11 Néanmoins, une des problématiques rencontrée dans l’étude des événements sportifs
sous l’angle patrimonial est de les identifier comme tel. En effet, lorsqu’un label existe,
telles les listes de l’UNESCO ou, dans une autre mesure, les appellations d’origine
contrôlées, des objets ayant une dimension ou une valeur patrimoniale sont déjà
identifiés. Comme nous l’avons vu, ce n’est généralement pas le cas pour les
événements sportifs. Ainsi, dans un premier temps, il est nécessaire d’identifier des
événements pouvant être reconnus en tant que patrimoine. Le cadre compréhensif
présenté dans l’illustration  1 nous a servi de base de travail. Ainsi, en fonction des
caractéristiques identifiées dans la littérature, nous avons constitué un inventaire
d’événements sportifs à potentialité patrimoniale (compris comme recouvrant toutes
les caractéristiques ou seulement une partie de celles-ci) pour six cantons suisses
(Fribourg, Genève, Jura, Neuchâtel, Valais et Vaud), en collaboration avec les offices et
les services des sports et du tourisme des cantons et des communes concernés. Afin
d’observer si les caractéristiques identifiées sont décisives ou non pour percevoir un
événement comme patrimonial, nous leur avons apporté de légères variations. Ainsi,
pour être répertorié, un événement devait se dérouler dans le même lieu (stade, ville,
lieu de départ ou d’arrivée, etc.) de façon régulière (généralement chaque année ou tous
les deux ans) depuis au moins 25 ans, ce qui correspond à une génération2 (Mesure et
Savidan, 2006). Sur la base de ces caractéristiques et des informations apportées par
les représentants des offices et des services concernés, nous avons constitué une liste de
134 événements sportifs3.
12 Dans le but de connaître la perception de ces événements par la population locale
(sélectionnée en fonction du lieu de résidence), nous avons envoyé un questionnaire en
ligne à un échantillon de convenance (N=175) durant les mois de mai et juin 20154. Le
taux de réponses a été de 73  % (54  % d’hommes et 46  % de femmes).
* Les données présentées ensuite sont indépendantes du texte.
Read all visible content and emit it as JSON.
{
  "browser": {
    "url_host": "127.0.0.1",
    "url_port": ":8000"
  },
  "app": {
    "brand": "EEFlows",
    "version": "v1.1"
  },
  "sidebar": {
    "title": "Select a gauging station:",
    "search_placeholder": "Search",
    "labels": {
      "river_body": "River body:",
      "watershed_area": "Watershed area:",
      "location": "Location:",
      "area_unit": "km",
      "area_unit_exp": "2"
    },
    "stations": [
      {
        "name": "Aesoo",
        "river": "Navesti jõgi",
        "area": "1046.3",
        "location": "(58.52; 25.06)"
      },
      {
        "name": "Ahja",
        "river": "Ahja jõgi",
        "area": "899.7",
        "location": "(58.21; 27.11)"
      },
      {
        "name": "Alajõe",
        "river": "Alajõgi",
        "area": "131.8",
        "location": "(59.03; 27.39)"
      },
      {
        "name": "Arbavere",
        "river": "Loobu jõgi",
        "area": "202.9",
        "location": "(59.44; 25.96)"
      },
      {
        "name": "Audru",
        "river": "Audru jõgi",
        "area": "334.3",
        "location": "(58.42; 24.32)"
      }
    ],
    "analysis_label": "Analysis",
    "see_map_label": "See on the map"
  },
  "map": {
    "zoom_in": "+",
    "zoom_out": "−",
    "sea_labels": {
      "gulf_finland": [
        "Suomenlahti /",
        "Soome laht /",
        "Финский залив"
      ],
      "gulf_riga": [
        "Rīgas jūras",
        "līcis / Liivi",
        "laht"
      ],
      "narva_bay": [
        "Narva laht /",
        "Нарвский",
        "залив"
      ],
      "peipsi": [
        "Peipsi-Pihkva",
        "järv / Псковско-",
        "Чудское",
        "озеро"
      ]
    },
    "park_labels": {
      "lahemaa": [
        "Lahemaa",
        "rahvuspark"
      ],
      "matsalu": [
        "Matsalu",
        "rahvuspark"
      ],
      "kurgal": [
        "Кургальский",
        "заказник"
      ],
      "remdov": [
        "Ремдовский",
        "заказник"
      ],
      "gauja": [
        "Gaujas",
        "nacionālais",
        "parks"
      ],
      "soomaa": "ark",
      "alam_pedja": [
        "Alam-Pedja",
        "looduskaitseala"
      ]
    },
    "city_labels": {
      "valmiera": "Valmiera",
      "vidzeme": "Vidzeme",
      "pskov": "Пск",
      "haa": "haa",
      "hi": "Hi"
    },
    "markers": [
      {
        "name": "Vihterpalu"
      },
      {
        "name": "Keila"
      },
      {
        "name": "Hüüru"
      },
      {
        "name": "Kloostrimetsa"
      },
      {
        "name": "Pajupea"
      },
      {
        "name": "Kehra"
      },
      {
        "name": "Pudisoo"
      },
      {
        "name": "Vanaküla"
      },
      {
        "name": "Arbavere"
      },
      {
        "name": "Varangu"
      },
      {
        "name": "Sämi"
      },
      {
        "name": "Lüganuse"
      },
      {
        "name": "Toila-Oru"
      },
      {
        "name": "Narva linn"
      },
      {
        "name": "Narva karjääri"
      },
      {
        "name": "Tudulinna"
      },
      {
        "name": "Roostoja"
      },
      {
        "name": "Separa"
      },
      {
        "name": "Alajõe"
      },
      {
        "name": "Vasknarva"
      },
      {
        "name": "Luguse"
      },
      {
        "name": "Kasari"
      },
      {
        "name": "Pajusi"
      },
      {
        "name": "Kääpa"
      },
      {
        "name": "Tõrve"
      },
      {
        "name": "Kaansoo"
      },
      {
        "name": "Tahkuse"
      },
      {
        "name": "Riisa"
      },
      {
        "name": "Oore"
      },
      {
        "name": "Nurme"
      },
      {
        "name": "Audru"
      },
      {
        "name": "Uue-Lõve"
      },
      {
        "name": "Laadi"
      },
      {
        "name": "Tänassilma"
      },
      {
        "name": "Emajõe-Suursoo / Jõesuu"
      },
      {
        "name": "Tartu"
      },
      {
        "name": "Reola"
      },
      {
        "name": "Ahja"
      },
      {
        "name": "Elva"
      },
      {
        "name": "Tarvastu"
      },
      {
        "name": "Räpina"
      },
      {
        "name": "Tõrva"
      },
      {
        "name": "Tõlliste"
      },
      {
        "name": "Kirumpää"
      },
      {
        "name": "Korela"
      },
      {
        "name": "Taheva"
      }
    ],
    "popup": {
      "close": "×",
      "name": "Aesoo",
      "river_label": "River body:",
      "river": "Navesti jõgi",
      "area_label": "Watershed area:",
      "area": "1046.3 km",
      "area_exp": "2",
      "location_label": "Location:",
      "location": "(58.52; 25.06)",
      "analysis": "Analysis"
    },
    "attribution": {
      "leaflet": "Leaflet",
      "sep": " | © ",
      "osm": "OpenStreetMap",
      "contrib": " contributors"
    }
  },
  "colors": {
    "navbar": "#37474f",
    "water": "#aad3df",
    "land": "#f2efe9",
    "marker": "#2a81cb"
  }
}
La question
centrale du questionnaire ne cherchait pas à savoir si les répondants percevaient ces
événements comme patrimoniaux, mais comme emblématiques de leur région. Cela
s’explique notamment par la remarque de Leimgruber (2010) quant à l’association
entre la notion de patrimoine et celles de folklore et de tradition. Il est en effet apparu
durant la phase de test du questionnaire que la notion de patrimoine était difficile à
saisir pour de nombreux répondants et qu’ils ne se sentaient pas forcément aptes à en
juger. Bien que la notion d’«  emblématique  » ne recouvre pas exactement les mêmes
significations, il est apparu durant les tests qu’elle était suffisamment large pour être
acceptée par le plus grand nombre, tout en menant à une sélection parmi les
événements en fonction de la signification qu’ils véhiculent à propos du territoire (ce
que nous recherchions notamment à travers la notion de patrimoine). Nous avons en
outre interrogé les répondants à propos de leurs activités sportives (fréquence et
discipline) et leur participation à ces événements en tant que spectateur ou participant.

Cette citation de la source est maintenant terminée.